A casa era quase silêncio. Não fosse a porta do quarto soltando um gemido de insatisfação, tendo que largar o repouso com preguiça. Monalisa, a filha caçula de Pedro se acordara, esfregando nos olhos um “-Benção pai.”, Sumiu dentro do banheiro. Pedro continuava no alpendre, de pé olhava pro céu.  E seu eu, foi ter uma conversa, de pensamentos e olhares, com as nuvens. E lá estava o temível dragão, voltando do passado.  Sendo seguido pelo príncipe no seu cavalo branco. Os cabelos de ouro da mocinha ficaram prateados. Enquanto seu vestido de noiva, como se tivesse perdido um fio na bainha, ia puxado por um cisne que voava pro horizonte. Na pedra do lajedo, pela primeira vez amou Maria. Não sei o que se passava em seu coração, sobre o marmóreo lajedo do Lajedinho chorou suas lágrimas. Talvez porque a mãe teria dito pra casar virgem. E acabaria molhando de vermelho, o verde esmorecido das catingueiras. E ia a chuva indo lamber a poeira do sertão, que de tão fermentada acabava liberando aroma adocicado de tapera úmida. A casinha de taipa, velha e rachada. Coberta de palha, soltava pedaços do reboco que mais pareciam tacos de beiju. E o negrinho filho da mucama, metia na boca e comia como se fosse fino manjar. As narinas fantasiavam o perfumo duma peixada à moqueca, cozido na panela de barro, servido na telha. Peixe criado no fundo do barreiro cuja carne punha gosto de terra na boca.

As mãos de Pedro, com os dedos esfregava a pedra do anel de formatura. Daí sentiu uma dor. Tão fina, que teve a mais lúcida certeza de ter sido transpassado por uma lança, que lhes atravessou o baixo ventre indo sair na virilha. Instintivamente dobrou-se na posição fetal. Olhou pro chão esperando ver sangue, nada. Onde estava seu algoz? Nada. A dor crudelíssima persistia, tombou. As vistas davam sinal de escurecimento. Ó quão tamanha dor que nunca sentira! O ar passou a ser o bem mais precioso, no entanto lhe fugia. Batimentos alterados. Precisava preparar-se pro pior. Minaram-lhes as forças. O céu ficou lilás, severo, inquiridor e acusador. Talvez um século tenha se passado, em apenas alguns segundos. Sentiu que alguém se aproximava.
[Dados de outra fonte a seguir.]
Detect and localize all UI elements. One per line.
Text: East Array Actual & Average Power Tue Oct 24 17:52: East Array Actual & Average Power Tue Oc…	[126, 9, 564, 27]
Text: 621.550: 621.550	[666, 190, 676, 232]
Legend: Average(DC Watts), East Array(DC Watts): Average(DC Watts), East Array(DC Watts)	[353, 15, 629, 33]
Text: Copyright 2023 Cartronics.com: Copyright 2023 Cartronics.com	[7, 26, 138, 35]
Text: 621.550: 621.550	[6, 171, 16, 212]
Um par de pés metidos em pantufas verdes de cara de sapo surgiu no seu campo de visão. “-Pai?! O que o senhor tem?”  A voz de Monalisa naquele momento soou como a de um arcanjo. Acordou no hospital, com um diagnóstico: pedras nos rins.

A areia da praia, por algum motivo, lembrava Abraão. Como era bom andar na areia. De pés descalços, sentir as ondas lavando entre os dedos. Levando a areia deixando sal. “-Pai! Tira uma foto minha naquelas pedras. -Não são pedras menina, são corais.” A brisa batendo no rosto, os corpos, todas as coisas banhadas de sol.  A maresia, cloreto de sódio pra pele, pros cabelos. E a gente que tanto de sal tinha no sangue, no suor, na lágrima, mais salgado ficando. De vez em quando, olhava pra trás, e a vila, ia ficando pequenininha. Parecendo a terra de Lilipute, enquanto os coqueiros viviam seu momento de Guliver. As casas fundindo-se numa cromátide imperfeita, irregular. O farol, peça perdida de um xadrez, encimado no meio da mata atlântica. Os pescadores lá longe, formigando uma jangada pra dentro do mar.  “-Olha Pai! Achei uma estrela! Podemos levar pra casa?”

Permitiu levar, pensando que era como uma pedra, um fóssil. Muitos anos se passariam até entender o que era um equinodermo. E que as estrelas-do-mar apesar do corpo duro de cálcio, tinha vida e se locomoviam usando seus “braços”. No dia seguinte quando a menina Monalisa se acordou sua estrela não mais estava no meio dos brinquedos, tinha ido embora. Pela fresta da porta ganhou os fundos da casa, o quintal de cerca não foi empecilho. Foi juntar-se as suas irmãs de constelação oceânica, na esplendorosa galáxia marinha.